Ordinarily the failure to instruct the jury that they may find the defendant guilty of inferior crimes included within the crime charged is not a ground for setting aside the verdict unless requested charges are submitted and refused.People v. Allie, 216 Mich. 133; People v. Collins, 216 Mich. 541;  People v. Manchester, 235 Mich. 594;People v. Burk, supra; People v. Jones, 273 Mich. 430. However, in People v. Jones, supra, Justice FEAD pointed out that "the rule does not excuse improper instructions." In the case before us, as in the Jones Case, the trial court did more than fail to charge upon the included offenses, but affirmatively excluded them from the jury's consideration. This was improper because the statute (3 Comp. Laws 1929, § 17325 [Stat. Ann. § 28.1055]) expressly authorized the jury to find defendant guilty of a lesser offense than the degree of assault charged.
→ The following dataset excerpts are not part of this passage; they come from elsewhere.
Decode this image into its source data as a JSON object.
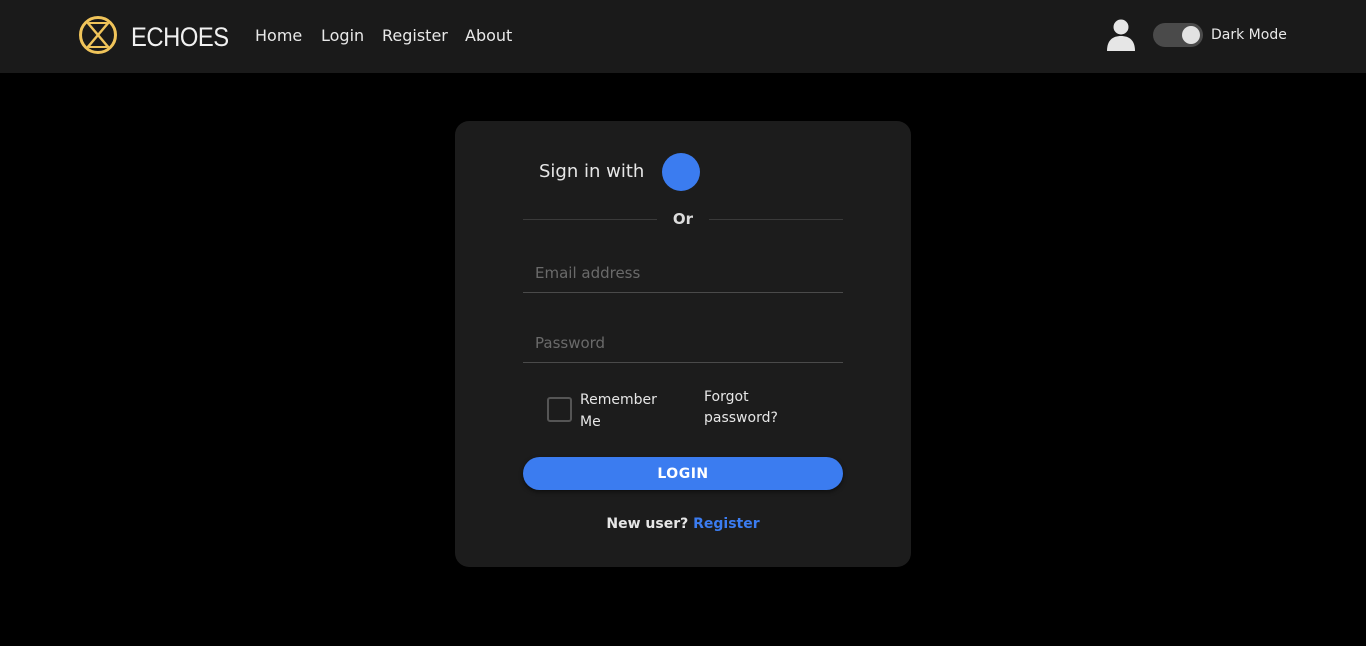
{
  "colors": {
    "page_bg": "#000000",
    "navbar_bg": "#1a1a1a",
    "card_bg": "#1c1c1c",
    "accent": "#3b7cf0",
    "logo_gold": "#f0c45a"
  },
  "navbar": {
    "logo_icon": "x-circle-logo-icon",
    "brand": "ECHOES",
    "links": [
      {
        "label": "Home"
      },
      {
        "label": "Login"
      },
      {
        "label": "Register"
      },
      {
        "label": "About"
      }
    ],
    "user_icon": "user-icon",
    "dark_mode_label": "Dark Mode",
    "dark_mode_on": true
  },
  "login_card": {
    "sign_in_with": "Sign in with",
    "or_text": "Or",
    "email": {
      "placeholder": "Email address",
      "value": ""
    },
    "password": {
      "placeholder": "Password",
      "value": ""
    },
    "remember_me": "Remember Me",
    "remember_checked": false,
    "forgot_password": "Forgot password?",
    "login_button": "LOGIN",
    "new_user_text": "New user?",
    "register_link": "Register"
  }
}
The statute protects the accused by giving the jury a leeway to convict him of a lesser offense when they are convinced that a crime has been committed, *Page 357 
although they may have some doubt that the proofs make out the major crime. When the possibility of returning a verdict of an included offense is excluded, rather than exonerate the accused completely, they might convict him of the major charge. Defendant was denied the protection the statute accords.
Other claims of error need not be discussed. Those that have a semblance of merit will not occur on a new trial.
For the erroneous charge, we should reverse the judgment of conviction, and should grant a new trial.
CHANDLER and WIEST, JJ., concurred with BUTZEL, J.